El Doctor quería ser cantante de Ópera, pero acabó siendo científico y para unir sus dos pasiones, creo a estos robots que con el tiempo aprenderán a cantar como los humanos. Pero por el momento, están desafinando y los niños tienen que ayudarles a mejorar su técnica. Cuando un robot recupera su voz, recupera su superpoderes: hacer crecer las flores, romper copas de cristal, enamorar a las robotoidas y crear terremotos.
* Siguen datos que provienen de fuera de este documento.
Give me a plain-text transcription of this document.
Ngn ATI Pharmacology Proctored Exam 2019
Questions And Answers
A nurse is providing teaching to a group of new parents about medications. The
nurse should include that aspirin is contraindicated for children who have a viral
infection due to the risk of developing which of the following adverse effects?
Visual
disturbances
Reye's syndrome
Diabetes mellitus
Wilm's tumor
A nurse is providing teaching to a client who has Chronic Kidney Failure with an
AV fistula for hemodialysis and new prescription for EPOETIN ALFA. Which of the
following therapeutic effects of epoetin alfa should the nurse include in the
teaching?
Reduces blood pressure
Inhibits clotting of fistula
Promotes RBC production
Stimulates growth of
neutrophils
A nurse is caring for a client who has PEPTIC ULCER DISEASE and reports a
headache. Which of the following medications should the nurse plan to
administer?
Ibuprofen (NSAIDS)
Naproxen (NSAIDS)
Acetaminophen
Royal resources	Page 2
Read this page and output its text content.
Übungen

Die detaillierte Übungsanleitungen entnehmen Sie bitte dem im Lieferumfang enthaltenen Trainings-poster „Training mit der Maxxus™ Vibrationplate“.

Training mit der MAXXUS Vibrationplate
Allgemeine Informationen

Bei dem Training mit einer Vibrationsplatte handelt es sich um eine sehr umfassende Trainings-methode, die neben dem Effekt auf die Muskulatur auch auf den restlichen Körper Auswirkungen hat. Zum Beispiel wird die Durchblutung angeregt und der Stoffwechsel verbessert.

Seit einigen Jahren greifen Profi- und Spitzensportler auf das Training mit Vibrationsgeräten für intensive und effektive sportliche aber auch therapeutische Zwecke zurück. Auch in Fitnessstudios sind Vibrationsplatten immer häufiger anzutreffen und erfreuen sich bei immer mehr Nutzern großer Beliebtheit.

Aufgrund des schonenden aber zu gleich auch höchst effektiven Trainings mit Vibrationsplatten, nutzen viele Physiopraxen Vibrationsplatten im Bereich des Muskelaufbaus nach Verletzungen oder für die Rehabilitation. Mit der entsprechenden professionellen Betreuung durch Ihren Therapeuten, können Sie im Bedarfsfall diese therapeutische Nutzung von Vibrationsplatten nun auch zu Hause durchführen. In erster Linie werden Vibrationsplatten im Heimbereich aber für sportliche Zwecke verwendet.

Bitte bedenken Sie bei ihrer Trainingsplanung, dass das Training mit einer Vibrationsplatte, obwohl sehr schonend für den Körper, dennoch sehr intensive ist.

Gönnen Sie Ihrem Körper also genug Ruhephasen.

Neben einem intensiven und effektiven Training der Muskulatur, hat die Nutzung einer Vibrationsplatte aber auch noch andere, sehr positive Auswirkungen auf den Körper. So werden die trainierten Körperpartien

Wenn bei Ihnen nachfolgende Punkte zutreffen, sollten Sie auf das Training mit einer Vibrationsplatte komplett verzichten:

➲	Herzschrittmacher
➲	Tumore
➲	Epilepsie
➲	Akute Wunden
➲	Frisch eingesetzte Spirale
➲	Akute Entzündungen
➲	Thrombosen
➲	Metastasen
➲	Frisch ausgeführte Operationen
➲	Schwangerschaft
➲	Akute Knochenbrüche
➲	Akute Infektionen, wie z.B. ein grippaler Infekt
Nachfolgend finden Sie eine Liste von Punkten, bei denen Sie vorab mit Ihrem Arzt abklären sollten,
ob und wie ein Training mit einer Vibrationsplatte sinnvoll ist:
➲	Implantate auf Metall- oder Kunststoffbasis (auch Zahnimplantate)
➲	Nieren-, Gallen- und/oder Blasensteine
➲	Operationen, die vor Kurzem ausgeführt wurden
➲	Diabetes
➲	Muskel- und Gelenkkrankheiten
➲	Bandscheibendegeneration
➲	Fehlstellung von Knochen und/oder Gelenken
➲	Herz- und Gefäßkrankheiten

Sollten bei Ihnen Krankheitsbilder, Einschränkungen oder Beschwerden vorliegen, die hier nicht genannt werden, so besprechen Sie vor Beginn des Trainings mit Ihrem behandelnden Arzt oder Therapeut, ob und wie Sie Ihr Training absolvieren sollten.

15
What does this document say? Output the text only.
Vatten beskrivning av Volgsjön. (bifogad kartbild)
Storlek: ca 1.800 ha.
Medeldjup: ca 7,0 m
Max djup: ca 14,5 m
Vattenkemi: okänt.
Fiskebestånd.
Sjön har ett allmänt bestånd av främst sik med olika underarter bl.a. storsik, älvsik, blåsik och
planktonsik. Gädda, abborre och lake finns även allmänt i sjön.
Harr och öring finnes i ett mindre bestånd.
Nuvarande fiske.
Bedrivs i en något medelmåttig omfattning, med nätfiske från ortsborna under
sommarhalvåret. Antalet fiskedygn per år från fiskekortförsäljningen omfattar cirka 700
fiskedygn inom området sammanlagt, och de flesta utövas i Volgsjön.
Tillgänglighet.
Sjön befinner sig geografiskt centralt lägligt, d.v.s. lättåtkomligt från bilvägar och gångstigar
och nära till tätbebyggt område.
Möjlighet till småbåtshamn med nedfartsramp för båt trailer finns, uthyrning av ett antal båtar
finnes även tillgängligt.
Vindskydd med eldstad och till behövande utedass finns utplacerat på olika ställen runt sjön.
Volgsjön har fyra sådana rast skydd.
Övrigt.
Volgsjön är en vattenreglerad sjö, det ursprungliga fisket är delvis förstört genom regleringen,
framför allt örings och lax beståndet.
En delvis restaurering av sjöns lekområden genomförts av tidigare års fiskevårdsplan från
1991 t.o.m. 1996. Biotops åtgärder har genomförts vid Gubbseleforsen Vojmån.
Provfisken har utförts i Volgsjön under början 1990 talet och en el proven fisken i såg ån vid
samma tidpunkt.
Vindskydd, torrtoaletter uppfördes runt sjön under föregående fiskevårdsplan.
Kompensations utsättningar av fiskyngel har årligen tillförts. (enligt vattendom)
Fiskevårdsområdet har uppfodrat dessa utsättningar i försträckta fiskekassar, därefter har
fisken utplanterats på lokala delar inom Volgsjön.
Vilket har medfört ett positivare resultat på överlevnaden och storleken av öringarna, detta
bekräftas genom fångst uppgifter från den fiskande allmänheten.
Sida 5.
Al superar cada juego, los niños descubren contenido explicativos sobre las piezas que han escuchado: Al finalizar cada mini-juego, sehabanera de Carmen de Bizet, aria de La Reina de la Noche de La Flauta Mágica de Mozart, aria “Nessun Dorma “de Turandot de Puccini… Fácil, divertido, educativo… ¡Me encanta!

José Manuel Zapata es actualmente uno de los tenores más importantes de su generación y ha sido protagonista en algunos de los teatros de Ópera más importantes del Mundo (Metropolitan Opera House de Nueva York, Teatro Real de Madrid, Teatro Liceo de Barcelona, Rossini Opera Festival, Ópera de Berlín, Teatro Chatêlet de París, Semperoper de Dresden, Teatro Massimo de Palermo o el Theater an der Wien de Viena. Conocerle ha sido un privilegio y nos ha hecho reír de lo lindo.

Así que si tienes niños y te gusta que aprendan cosas nuevas y que disfruten de la música y su poder de contar historias… ¡Descárgatela y a jugar!

¡Ah! Y si os apetece ver a José Manuel Zapata en directo (yo no me lo voy a perder), tenéis la opción de ir a ver Hansel y Gretel al Teatro Real hasta el próximo 7 de febrero. Nos vemos allí.